Finding problem muscles that need correction can be a difficult task. To walk two strides with a normal gait, it takes more than 30 major muscles working at exactly the right time and exactly the right force. A problem in any one muscle can cause abnormal gait. Furthermore, the natural adjustments the body makes to compensate for muscle problems can be misleading. A new tool that enables doctors to spot gait abnormalities, pinpoint problem muscles, and separate real problems from compensation is called gait analysis. Gait analysis combines cameras that record the patient while walking, computers that analyze each portion of the patient's gait, force plates that detect when feet touch the ground, and a special recording technique that detects muscle activity (known as electromyography). Using these data, doctors are better equipped to intervene and correct significant problems. They can also use gait analysis to check surgical results.

Because lengthening a muscle makes it weaker, surgery for contractures is usually followed by months of recovery. For this reason, doctors try to fix all of the affected muscles at once when it is possible or, if more than one surgical procedure is unavoidable, they may try to schedule operations close together.

A second surgical technique, known as selective dorsal root rhizotomy, aims to reduce spasticity in the legs by reducing the amount of stimulation that reaches leg muscles via nerves. In the procedure, doctors try to locate and selectively sever overactivated nerves controlling leg muscles. Although there is scientific controversy over how selective this technique actually is, recent research results suggest it can reduce spasticity in some patients, particularly those who have spastic diplegia. Ongoing research is evaluating this surgery's effectiveness.

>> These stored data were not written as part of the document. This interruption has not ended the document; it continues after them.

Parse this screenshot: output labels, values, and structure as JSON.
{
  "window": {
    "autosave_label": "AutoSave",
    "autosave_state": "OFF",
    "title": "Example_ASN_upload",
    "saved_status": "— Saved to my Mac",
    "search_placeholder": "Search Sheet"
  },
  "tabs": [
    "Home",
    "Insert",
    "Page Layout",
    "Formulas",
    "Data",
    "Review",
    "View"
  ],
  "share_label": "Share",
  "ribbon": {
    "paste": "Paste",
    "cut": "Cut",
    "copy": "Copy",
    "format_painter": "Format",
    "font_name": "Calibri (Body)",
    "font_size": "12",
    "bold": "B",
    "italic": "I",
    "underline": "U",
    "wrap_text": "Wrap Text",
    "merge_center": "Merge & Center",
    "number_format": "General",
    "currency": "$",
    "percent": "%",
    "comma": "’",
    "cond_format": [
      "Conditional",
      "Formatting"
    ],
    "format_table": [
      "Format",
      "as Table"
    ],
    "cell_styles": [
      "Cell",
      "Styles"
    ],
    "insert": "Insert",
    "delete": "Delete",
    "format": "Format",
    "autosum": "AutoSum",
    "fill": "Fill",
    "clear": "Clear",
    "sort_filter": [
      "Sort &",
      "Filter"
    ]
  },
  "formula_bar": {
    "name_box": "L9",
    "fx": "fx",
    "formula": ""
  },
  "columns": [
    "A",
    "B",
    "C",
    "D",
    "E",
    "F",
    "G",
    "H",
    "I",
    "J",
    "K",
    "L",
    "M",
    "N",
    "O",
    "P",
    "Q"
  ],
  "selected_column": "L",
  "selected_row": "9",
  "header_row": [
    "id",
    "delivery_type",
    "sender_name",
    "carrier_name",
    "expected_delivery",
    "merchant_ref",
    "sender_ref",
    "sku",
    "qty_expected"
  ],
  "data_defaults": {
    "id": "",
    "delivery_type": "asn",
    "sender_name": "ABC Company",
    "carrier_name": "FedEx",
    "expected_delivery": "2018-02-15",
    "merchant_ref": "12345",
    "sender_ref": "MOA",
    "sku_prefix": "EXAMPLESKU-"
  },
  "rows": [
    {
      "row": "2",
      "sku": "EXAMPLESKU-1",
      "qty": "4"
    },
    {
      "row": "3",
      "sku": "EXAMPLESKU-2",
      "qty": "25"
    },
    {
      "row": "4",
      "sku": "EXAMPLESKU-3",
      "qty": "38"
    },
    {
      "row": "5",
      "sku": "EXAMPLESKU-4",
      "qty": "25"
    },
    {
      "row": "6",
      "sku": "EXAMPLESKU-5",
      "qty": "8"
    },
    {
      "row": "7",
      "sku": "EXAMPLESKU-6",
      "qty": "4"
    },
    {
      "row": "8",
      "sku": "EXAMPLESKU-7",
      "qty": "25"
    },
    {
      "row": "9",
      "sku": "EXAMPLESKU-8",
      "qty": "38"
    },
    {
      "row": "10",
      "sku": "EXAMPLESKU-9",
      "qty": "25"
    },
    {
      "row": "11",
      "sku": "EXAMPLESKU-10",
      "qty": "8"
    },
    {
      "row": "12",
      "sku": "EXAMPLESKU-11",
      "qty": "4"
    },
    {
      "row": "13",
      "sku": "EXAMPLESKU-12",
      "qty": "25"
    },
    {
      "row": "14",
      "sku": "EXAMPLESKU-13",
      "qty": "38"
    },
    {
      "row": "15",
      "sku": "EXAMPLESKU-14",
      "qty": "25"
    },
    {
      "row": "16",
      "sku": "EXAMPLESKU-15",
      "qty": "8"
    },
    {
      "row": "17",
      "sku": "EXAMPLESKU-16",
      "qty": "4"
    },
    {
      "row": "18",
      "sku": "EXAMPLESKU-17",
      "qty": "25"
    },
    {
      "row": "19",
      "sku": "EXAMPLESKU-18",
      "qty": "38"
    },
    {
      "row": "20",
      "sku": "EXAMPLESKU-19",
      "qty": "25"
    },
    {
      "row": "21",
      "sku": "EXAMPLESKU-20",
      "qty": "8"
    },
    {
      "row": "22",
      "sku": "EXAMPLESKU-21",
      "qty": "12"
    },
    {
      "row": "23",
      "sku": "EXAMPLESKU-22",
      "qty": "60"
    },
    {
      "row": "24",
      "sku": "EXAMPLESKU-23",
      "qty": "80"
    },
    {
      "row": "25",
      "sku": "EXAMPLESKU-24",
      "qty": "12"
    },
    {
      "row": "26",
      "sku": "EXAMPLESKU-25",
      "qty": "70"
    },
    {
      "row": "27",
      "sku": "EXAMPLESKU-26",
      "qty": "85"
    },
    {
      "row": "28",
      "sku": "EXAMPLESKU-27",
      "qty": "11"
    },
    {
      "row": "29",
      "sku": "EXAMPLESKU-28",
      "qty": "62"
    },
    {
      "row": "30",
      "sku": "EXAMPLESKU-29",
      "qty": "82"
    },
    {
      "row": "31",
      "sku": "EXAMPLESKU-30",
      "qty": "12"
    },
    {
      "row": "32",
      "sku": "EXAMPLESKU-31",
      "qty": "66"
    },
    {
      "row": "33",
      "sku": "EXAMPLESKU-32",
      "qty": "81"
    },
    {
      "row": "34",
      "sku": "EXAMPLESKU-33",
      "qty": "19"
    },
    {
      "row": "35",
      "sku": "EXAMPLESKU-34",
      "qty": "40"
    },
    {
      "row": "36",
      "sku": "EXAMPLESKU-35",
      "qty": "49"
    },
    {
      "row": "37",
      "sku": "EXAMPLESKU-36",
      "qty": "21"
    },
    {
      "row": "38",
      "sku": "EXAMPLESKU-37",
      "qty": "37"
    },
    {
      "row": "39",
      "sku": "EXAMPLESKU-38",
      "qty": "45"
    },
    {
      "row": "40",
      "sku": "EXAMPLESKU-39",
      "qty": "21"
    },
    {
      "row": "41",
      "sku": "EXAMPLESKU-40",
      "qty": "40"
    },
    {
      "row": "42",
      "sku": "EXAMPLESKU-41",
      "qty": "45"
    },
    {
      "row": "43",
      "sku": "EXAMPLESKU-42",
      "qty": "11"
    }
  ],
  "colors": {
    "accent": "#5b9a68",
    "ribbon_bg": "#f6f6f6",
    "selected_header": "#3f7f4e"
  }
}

Experimental surgical techniques include chronic cerebellar stimulation and stereotaxic thalamotomy. In chronic cerebellar stimulation, electrodes are implanted on the surface of the cerebellum -- the part of the brain responsible for coordinating movement -- and are used to stimulate certain cerebellar nerves. While it was hoped that this technique would decrease spasticity and improve motor function, results of this invasive procedure have been mixed. Some studies have reported improvements in spasticity and function, others have not.

Stereotaxic thalamotomy involves precise cutting of parts of the thalamus, which serves as the brain's relay station for messages from the muscles and sensory organs. This has been shown effective only for reducing hemiparetic tremors.

Mechanical aids

Whether they are as humble as velcro shoes or as advanced as computerized communication devices, special machines and gadgets in the home, school, and workplace can help the child or adult with cerebral palsy overcome limitations.

The computer is probably the most dramatic example of a new device that can make a difference in the lives of those with cerebral palsy. For example, a child who is unable to speak or write but can make head movements may be able to learn to control a computer using a special light pointer that attaches to a headband. Equipped with a computer and voice synthesizer, this child could communicate with others. In other cases, technology has led to new versions of old devices, such as the traditional wheelchair and its modern offspring that runs on electricity.

Many such devices are products of engineering research supported by private foundations and other groups.